Kristalina Georgieva afirma que a economia global enfrenta um ‘ano difícil, mais difícil do que o ano que deixamos para trás’

Bloomberg — A diretora-gerente do Fundo Monetário Internacional, Kristalina Georgieva, alertou que a economia global enfrenta “um ano difícil, mais difícil do que o ano que deixamos para trás”.

“Esperamos que um terço da economia mundial esteja em recessão”, disse Georgieva ao programa “Face the Nation” da CBS em uma entrevista transmitida em 1º de janeiro. “Por quê? Porque as três grandes economias – EUA, UE, China – estão desacelerando simultaneamente.”

O FMI já alertou em outubro que mais de um terço da economia global vai se contrair e que há 25% de chance de o PIB global crescer menos de 2% em 2023, o que define como uma recessão global.

Avaliando as três maiores economias na CBS, Georgieva pintou um quadro misto de sua capacidade de resistir à crise.

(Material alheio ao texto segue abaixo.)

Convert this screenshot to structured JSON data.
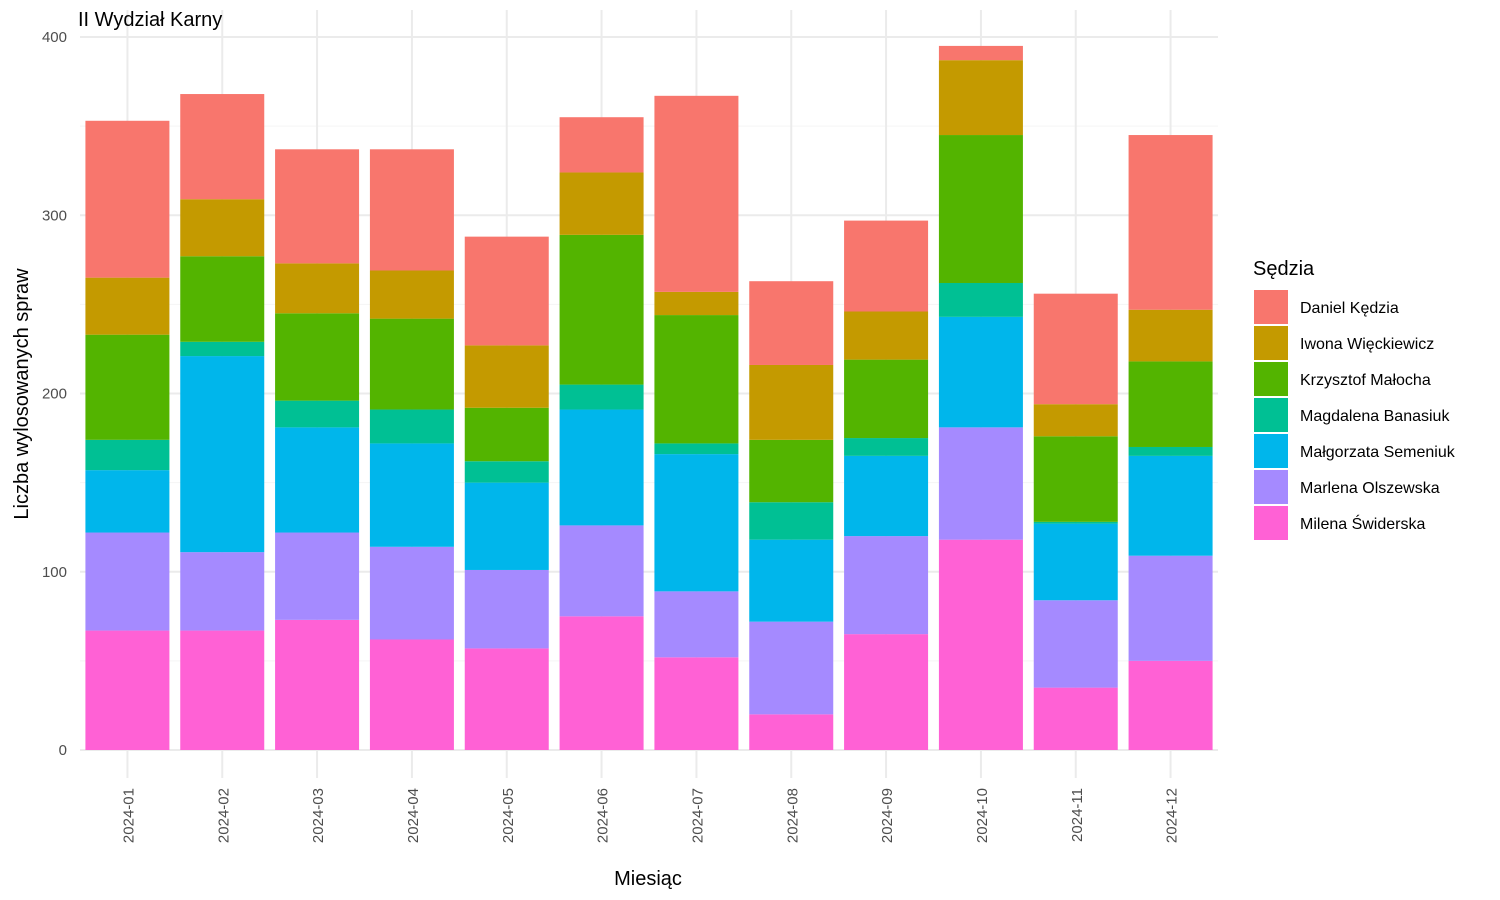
{
  "chart_data": {
    "type": "bar",
    "stacked": true,
    "title": "II Wydział Karny",
    "xlabel": "Miesiąc",
    "ylabel": "Liczba wylosowanych spraw",
    "ylim": [
      0,
      400
    ],
    "yticks": [
      0,
      100,
      200,
      300,
      400
    ],
    "grid": true,
    "legend": {
      "title": "Sędzia",
      "position": "right"
    },
    "categories": [
      "2024-01",
      "2024-02",
      "2024-03",
      "2024-04",
      "2024-05",
      "2024-06",
      "2024-07",
      "2024-08",
      "2024-09",
      "2024-10",
      "2024-11",
      "2024-12"
    ],
    "series": [
      {
        "name": "Milena Świderska",
        "color": "#FF61D5",
        "values": [
          67,
          67,
          73,
          62,
          57,
          75,
          52,
          20,
          65,
          118,
          35,
          50
        ]
      },
      {
        "name": "Marlena Olszewska",
        "color": "#A58AFF",
        "values": [
          55,
          44,
          49,
          52,
          44,
          51,
          37,
          52,
          55,
          63,
          49,
          59
        ]
      },
      {
        "name": "Małgorzata Semeniuk",
        "color": "#00B6EB",
        "values": [
          35,
          110,
          59,
          58,
          49,
          65,
          77,
          46,
          45,
          62,
          43,
          56
        ]
      },
      {
        "name": "Magdalena Banasiuk",
        "color": "#00C094",
        "values": [
          17,
          8,
          15,
          19,
          12,
          14,
          6,
          21,
          10,
          19,
          1,
          5
        ]
      },
      {
        "name": "Krzysztof Małocha",
        "color": "#53B400",
        "values": [
          59,
          48,
          49,
          51,
          30,
          84,
          72,
          35,
          44,
          83,
          48,
          48
        ]
      },
      {
        "name": "Iwona Więckiewicz",
        "color": "#C49A00",
        "values": [
          32,
          32,
          28,
          27,
          35,
          35,
          13,
          42,
          27,
          42,
          18,
          29
        ]
      },
      {
        "name": "Daniel Kędzia",
        "color": "#F8766D",
        "values": [
          88,
          59,
          64,
          68,
          61,
          31,
          110,
          47,
          51,
          8,
          62,
          98
        ]
      }
    ],
    "legend_order": [
      "Daniel Kędzia",
      "Iwona Więckiewicz",
      "Krzysztof Małocha",
      "Magdalena Banasiuk",
      "Małgorzata Semeniuk",
      "Marlena Olszewska",
      "Milena Świderska"
    ]
  }
}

Embora “os EUA possam evitar a recessão”, a União Europeia foi “muito severamente atingida pela guerra na Ucrânia – metade da UE estará em recessão”, disse ela. Ao mesmo tempo, a China enfrenta um “ano difícil”.

‘Tendências negativas’

Dados publicados no sábado mostraram que a reversão abrupta da política de Covid Zero da China empurrou a atividade econômica em dezembro para o ritmo mais lento desde fevereiro de 2020, quando o vírus varreu as principais cidades e levou as pessoas a ficar em casa e as empresas a fechar.

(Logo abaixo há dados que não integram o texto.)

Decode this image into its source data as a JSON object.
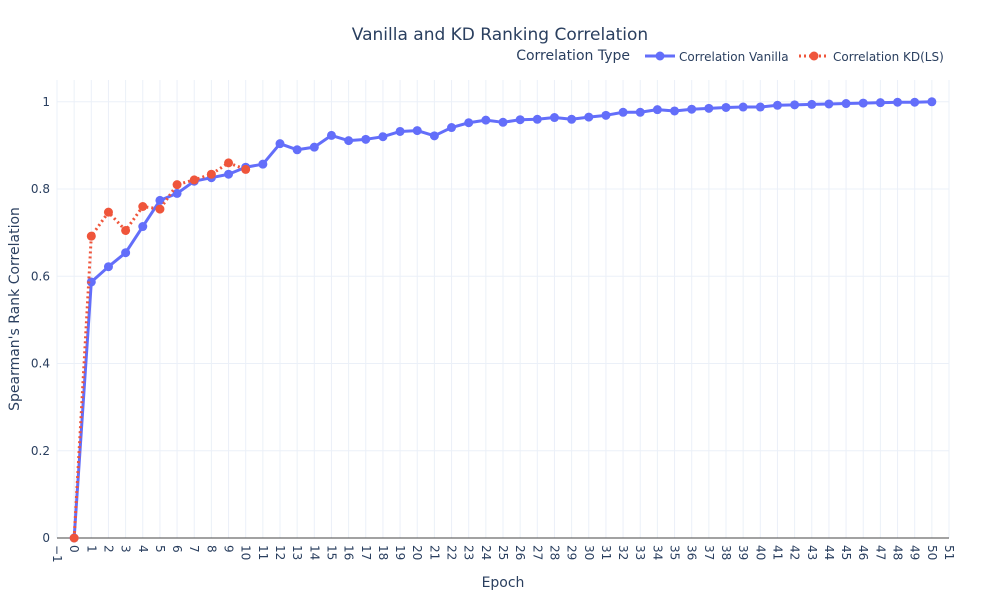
{
  "chart_data": {
    "type": "line",
    "title": "Vanilla and KD Ranking Correlation",
    "xlabel": "Epoch",
    "ylabel": "Spearman's Rank Correlation",
    "xlim": [
      -1,
      51
    ],
    "ylim": [
      0,
      1.05
    ],
    "x_ticks": [
      -1,
      0,
      1,
      2,
      3,
      4,
      5,
      6,
      7,
      8,
      9,
      10,
      11,
      12,
      13,
      14,
      15,
      16,
      17,
      18,
      19,
      20,
      21,
      22,
      23,
      24,
      25,
      26,
      27,
      28,
      29,
      30,
      31,
      32,
      33,
      34,
      35,
      36,
      37,
      38,
      39,
      40,
      41,
      42,
      43,
      44,
      45,
      46,
      47,
      48,
      49,
      50,
      51
    ],
    "y_ticks": [
      0,
      0.2,
      0.4,
      0.6,
      0.8,
      1
    ],
    "y_tick_labels": [
      "0",
      "0.2",
      "0.4",
      "0.6",
      "0.8",
      "1"
    ],
    "grid": true,
    "legend": {
      "title": "Correlation Type",
      "placement": "top-right",
      "orientation": "horizontal"
    },
    "series": [
      {
        "name": "Correlation Vanilla",
        "color": "#636efa",
        "line_style": "solid",
        "x": [
          0,
          1,
          2,
          3,
          4,
          5,
          6,
          7,
          8,
          9,
          10,
          11,
          12,
          13,
          14,
          15,
          16,
          17,
          18,
          19,
          20,
          21,
          22,
          23,
          24,
          25,
          26,
          27,
          28,
          29,
          30,
          31,
          32,
          33,
          34,
          35,
          36,
          37,
          38,
          39,
          40,
          41,
          42,
          43,
          44,
          45,
          46,
          47,
          48,
          49,
          50
        ],
        "y": [
          0,
          0.587,
          0.622,
          0.654,
          0.714,
          0.774,
          0.79,
          0.818,
          0.826,
          0.834,
          0.85,
          0.857,
          0.904,
          0.89,
          0.896,
          0.923,
          0.911,
          0.914,
          0.92,
          0.932,
          0.934,
          0.922,
          0.941,
          0.952,
          0.958,
          0.953,
          0.959,
          0.96,
          0.964,
          0.96,
          0.965,
          0.969,
          0.976,
          0.976,
          0.982,
          0.979,
          0.983,
          0.985,
          0.987,
          0.988,
          0.988,
          0.992,
          0.993,
          0.994,
          0.995,
          0.996,
          0.997,
          0.998,
          0.999,
          0.999,
          1.0
        ]
      },
      {
        "name": "Correlation KD(LS)",
        "color": "#ef553b",
        "line_style": "dotted",
        "x": [
          0,
          1,
          2,
          3,
          4,
          5,
          6,
          7,
          8,
          9,
          10
        ],
        "y": [
          0,
          0.692,
          0.747,
          0.705,
          0.76,
          0.754,
          0.81,
          0.821,
          0.834,
          0.86,
          0.845
        ]
      }
    ]
  }
}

A desaceleração nas maiores economias “se traduz em tendências negativas globalmente – quando olhamos para os mercados emergentes nas economias em desenvolvimento, o quadro é ainda pior”, disse Georgieva.

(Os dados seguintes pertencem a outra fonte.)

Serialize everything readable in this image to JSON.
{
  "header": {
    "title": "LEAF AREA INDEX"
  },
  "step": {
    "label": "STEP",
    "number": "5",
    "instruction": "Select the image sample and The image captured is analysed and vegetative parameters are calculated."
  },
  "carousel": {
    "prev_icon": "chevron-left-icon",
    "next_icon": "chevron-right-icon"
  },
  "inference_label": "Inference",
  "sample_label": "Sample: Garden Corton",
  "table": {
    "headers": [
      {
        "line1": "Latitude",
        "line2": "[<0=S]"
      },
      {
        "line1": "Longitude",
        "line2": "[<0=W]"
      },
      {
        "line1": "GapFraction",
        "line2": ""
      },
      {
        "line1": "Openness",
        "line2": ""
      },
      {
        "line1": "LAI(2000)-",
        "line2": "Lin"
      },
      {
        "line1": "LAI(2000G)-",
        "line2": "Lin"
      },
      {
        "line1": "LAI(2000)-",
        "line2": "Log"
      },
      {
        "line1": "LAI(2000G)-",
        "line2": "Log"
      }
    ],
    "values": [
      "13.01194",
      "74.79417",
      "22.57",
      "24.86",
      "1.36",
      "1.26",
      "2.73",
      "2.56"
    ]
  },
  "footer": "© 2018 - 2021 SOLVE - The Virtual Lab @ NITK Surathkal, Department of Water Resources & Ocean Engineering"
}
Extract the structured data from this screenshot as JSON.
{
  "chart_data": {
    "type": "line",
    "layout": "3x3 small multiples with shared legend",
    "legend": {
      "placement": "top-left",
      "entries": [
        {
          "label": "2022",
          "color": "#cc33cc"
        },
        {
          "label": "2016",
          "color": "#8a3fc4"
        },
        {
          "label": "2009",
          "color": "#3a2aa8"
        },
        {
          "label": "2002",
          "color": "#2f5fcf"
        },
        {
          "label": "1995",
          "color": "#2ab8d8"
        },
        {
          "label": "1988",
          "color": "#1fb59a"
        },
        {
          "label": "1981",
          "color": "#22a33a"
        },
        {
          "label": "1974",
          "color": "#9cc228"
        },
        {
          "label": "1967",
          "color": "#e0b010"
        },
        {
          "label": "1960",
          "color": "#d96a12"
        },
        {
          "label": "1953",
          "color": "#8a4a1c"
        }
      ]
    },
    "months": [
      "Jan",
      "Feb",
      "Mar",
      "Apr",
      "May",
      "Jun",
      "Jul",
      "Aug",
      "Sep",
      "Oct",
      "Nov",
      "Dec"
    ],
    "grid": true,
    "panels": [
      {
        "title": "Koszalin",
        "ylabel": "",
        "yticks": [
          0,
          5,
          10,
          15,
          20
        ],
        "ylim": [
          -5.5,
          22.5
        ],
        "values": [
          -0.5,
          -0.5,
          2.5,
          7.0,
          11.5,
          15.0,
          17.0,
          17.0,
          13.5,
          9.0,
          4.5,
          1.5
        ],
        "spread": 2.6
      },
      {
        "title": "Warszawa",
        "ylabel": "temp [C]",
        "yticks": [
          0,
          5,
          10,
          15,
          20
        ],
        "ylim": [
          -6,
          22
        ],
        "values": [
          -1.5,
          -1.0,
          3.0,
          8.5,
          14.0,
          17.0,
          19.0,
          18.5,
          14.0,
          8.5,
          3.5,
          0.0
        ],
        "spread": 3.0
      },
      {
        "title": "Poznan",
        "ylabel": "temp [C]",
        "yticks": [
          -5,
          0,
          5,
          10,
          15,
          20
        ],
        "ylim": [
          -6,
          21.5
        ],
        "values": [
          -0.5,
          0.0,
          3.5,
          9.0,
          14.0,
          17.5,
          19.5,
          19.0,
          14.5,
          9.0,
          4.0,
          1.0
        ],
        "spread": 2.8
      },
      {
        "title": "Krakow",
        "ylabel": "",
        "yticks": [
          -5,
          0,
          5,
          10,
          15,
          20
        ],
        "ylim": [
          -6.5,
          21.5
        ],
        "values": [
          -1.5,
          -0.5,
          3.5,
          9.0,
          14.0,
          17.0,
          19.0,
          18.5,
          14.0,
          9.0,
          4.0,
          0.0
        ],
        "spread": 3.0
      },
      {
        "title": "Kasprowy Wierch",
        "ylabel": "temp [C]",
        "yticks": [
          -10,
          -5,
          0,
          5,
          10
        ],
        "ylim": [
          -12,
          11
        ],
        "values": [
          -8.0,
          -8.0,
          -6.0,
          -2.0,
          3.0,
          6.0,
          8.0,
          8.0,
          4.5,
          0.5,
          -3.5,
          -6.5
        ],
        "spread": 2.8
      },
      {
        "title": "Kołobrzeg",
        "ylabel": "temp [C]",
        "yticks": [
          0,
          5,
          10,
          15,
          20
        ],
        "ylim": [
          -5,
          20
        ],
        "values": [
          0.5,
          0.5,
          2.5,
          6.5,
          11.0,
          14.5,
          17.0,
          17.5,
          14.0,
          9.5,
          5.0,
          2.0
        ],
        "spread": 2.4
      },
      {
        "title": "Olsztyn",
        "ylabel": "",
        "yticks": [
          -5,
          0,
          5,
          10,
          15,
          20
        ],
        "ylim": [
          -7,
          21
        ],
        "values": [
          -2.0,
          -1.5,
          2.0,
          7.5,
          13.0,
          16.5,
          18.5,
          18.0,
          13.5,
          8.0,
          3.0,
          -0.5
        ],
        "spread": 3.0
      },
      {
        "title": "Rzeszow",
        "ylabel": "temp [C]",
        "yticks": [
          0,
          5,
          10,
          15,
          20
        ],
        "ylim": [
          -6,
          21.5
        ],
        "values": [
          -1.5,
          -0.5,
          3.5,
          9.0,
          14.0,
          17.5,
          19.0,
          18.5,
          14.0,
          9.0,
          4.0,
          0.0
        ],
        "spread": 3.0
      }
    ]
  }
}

Os números do índice de gerentes de compras para manufatura publicados na segunda-feira (2) mostraram leituras negativas em toda a Europa, Turquia e Coreia do Sul. Os dados publicados na terça-feira (3) devem revelar números igualmente terríveis para a Malásia, Taiwan, Vietnã, Reino Unido, Canadá e Estados Unidos.

Ainda assim, as perspectivas para a maior economia do mundo podem oferecer alívio.

“Se essa resiliência do mercado de trabalho nos EUA se mantiver, os EUA ajudarão o mundo a passar por um ano muito difícil”, disse Georgieva.